Modi in his meeting with Yadav discussed how to further strengthen ties between the two countries.
Prime Minister Sushil Koirala and senior officials from India and Nepal were present at the meeting that lasted about 15 minutes.

The meeting will be followed by a vegetarian lunch, which will include some Gujarati dishes. The lunch was vegetarian since this is a Monday that falls in the traditional Sravan month.

“Felt extremely blessed”

Modi's meeting with the president was preceded by a visit to the Pashupatinath temple where he prayed, announced Rs.25 crore for a dharamshala and offered 2,500 kg of sandalwood.

A devout Hindu, 63-year-old Modi was at the temple of Lord Shiva for about 45 minutes on a 'Shravan ashtami' which is considered auspicious.

"Felt extremely blessed on offering prayers at Pashupatinath Temple this morning," Modi tweeted after offering the puja at 5th century temple on the second and last day of his maiden trip to Nepal after assuming office in May.

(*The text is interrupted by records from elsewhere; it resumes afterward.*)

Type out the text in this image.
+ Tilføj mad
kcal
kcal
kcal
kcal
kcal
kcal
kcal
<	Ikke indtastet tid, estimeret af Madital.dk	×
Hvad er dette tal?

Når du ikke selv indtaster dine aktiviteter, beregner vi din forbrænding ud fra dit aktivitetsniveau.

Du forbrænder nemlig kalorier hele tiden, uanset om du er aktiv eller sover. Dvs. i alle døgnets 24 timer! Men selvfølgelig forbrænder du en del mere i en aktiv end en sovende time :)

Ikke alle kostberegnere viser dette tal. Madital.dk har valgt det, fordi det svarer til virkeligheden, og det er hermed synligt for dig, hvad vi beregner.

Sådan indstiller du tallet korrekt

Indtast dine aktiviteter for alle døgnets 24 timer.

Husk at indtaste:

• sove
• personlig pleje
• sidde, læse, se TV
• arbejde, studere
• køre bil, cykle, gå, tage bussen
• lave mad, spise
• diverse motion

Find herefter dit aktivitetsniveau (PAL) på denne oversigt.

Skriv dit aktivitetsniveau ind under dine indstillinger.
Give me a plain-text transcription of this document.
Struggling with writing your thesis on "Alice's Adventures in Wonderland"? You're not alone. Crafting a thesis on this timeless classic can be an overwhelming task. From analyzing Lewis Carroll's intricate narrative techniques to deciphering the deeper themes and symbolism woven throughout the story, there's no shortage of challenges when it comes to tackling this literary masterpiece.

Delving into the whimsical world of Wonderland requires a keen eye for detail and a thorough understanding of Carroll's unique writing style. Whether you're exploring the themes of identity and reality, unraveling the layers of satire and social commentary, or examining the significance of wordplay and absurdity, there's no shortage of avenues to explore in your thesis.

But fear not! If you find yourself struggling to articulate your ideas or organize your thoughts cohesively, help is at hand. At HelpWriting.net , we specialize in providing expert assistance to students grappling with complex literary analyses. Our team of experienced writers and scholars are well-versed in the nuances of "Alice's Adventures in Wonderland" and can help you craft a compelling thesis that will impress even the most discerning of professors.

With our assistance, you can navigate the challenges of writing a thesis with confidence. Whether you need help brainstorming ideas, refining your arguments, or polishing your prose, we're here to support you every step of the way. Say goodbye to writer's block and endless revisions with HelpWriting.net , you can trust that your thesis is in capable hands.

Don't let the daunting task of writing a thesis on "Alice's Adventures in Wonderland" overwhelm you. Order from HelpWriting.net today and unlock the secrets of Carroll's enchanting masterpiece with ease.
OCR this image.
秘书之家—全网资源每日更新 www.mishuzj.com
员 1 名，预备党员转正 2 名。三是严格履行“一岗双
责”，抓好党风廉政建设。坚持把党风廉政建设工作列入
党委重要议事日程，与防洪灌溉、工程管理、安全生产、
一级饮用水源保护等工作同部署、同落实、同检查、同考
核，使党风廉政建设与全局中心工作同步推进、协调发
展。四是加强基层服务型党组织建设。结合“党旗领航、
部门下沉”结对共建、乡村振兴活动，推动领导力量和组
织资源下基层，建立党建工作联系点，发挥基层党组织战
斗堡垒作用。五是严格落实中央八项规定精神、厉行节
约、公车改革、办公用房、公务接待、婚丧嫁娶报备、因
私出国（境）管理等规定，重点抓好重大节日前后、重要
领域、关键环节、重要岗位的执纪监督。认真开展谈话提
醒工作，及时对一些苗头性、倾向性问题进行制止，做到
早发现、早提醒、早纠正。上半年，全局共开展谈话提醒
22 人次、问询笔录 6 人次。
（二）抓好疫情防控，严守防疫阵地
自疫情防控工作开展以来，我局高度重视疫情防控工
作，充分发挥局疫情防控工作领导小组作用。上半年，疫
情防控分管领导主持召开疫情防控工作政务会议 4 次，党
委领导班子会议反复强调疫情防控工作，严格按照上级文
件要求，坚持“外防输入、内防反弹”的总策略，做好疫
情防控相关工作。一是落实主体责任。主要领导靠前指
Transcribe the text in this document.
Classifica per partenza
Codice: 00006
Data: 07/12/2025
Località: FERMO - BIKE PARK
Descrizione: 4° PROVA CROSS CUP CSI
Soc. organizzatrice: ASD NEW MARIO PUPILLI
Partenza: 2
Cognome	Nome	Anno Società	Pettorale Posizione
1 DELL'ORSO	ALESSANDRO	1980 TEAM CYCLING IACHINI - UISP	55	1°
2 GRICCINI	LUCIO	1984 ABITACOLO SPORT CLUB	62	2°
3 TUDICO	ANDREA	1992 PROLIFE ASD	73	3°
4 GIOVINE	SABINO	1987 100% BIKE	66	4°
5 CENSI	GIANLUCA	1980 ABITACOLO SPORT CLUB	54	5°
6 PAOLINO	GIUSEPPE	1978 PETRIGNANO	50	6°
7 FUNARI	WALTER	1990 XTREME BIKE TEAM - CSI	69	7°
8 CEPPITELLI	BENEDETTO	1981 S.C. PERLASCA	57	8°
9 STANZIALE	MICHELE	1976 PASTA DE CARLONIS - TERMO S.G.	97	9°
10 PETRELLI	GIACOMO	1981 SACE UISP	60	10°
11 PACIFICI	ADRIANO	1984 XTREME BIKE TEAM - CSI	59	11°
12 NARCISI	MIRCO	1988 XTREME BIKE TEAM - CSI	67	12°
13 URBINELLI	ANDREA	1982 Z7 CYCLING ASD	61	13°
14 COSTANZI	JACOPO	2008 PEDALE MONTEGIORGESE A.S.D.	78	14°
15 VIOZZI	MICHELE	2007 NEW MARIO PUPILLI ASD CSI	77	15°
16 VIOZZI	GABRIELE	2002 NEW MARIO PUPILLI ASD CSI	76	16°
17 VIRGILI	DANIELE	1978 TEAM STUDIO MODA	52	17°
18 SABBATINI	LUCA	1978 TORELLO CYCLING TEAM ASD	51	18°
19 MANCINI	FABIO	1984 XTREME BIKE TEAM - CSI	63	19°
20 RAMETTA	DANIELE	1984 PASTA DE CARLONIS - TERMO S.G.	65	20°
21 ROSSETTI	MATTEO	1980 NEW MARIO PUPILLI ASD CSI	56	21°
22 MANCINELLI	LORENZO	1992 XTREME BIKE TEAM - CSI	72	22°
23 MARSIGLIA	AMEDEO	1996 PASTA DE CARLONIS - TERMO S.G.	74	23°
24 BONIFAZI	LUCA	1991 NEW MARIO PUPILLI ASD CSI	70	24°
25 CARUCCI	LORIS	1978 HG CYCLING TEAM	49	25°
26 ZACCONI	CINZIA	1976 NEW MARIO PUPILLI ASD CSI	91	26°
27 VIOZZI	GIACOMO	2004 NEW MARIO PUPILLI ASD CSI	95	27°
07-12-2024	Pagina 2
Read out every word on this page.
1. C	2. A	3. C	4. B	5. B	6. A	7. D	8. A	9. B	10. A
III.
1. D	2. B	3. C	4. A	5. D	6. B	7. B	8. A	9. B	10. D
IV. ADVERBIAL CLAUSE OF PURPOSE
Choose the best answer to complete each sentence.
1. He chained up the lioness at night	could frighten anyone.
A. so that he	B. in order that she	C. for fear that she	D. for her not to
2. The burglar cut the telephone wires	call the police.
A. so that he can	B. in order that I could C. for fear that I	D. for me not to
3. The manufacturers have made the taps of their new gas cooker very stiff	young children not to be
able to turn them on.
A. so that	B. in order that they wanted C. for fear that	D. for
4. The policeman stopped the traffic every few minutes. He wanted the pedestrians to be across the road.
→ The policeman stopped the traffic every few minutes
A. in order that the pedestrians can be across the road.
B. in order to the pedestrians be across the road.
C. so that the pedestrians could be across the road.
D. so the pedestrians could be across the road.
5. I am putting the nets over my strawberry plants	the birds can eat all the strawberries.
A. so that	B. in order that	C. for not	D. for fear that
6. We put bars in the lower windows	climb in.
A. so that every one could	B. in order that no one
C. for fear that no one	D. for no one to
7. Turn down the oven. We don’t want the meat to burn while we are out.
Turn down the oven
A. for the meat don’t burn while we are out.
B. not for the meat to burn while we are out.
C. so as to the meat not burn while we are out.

“Pashupatinath and Kashi Vishwanath (of Varanasi) are the same. I am full of emotions and I pray that the blessings of Pashupatinath, which unite Nepal and India, may continue for people of the two countries," wrote Modi, who was elected to Parliament from Varanasi, the city known as the abode of Lord Shiva.

Modi impresses Nepalese leaders

The commitments and candour in the expressions of Prime Minister Narendra Modi during his meetings with Nepalese leaders have paved the way for renewing bilateral relations between India and Nepal.

On Sunday evening, Modi addressed a section of Nepali politicians who regularly rake up anti-India sentiments and demand that the Nepal-India Friendship Treaty of 1950 be revisited, something that the Indian Prime Minister has promised to do.

"What kind of changes do you need in the 1950 treaty? I urge you all to come to a common ground and present a new proposal. But I also ask you not to do politics over it which would not benefit either side," Modi said in a banquet hosted by Nepal Prime Minister Sushil Koirala.

A section of Nepal's polity, particularly the Maoists, have been urging that the treaty be replaced, given the changed political context but have been failing to arrive at a concrete solution.

The recently-concluded third meeting of the Nepal-India Joint Commission agreed to work on a replacement and the ball is now in Nepal's court, say observers.

Though Modi's remarks have impressed Nepali leaders, it is very difficult for politicians in Nepal to arrive at a consensus given their fractured and almost divided ideology. UCPN (Maoist) chairman Pushpa Kamal Dahal, also known as Prachanda, who was seen thumping the desk repeatedly when Modi addressed the Nepali parliament on Sunday, was all praise for Modi.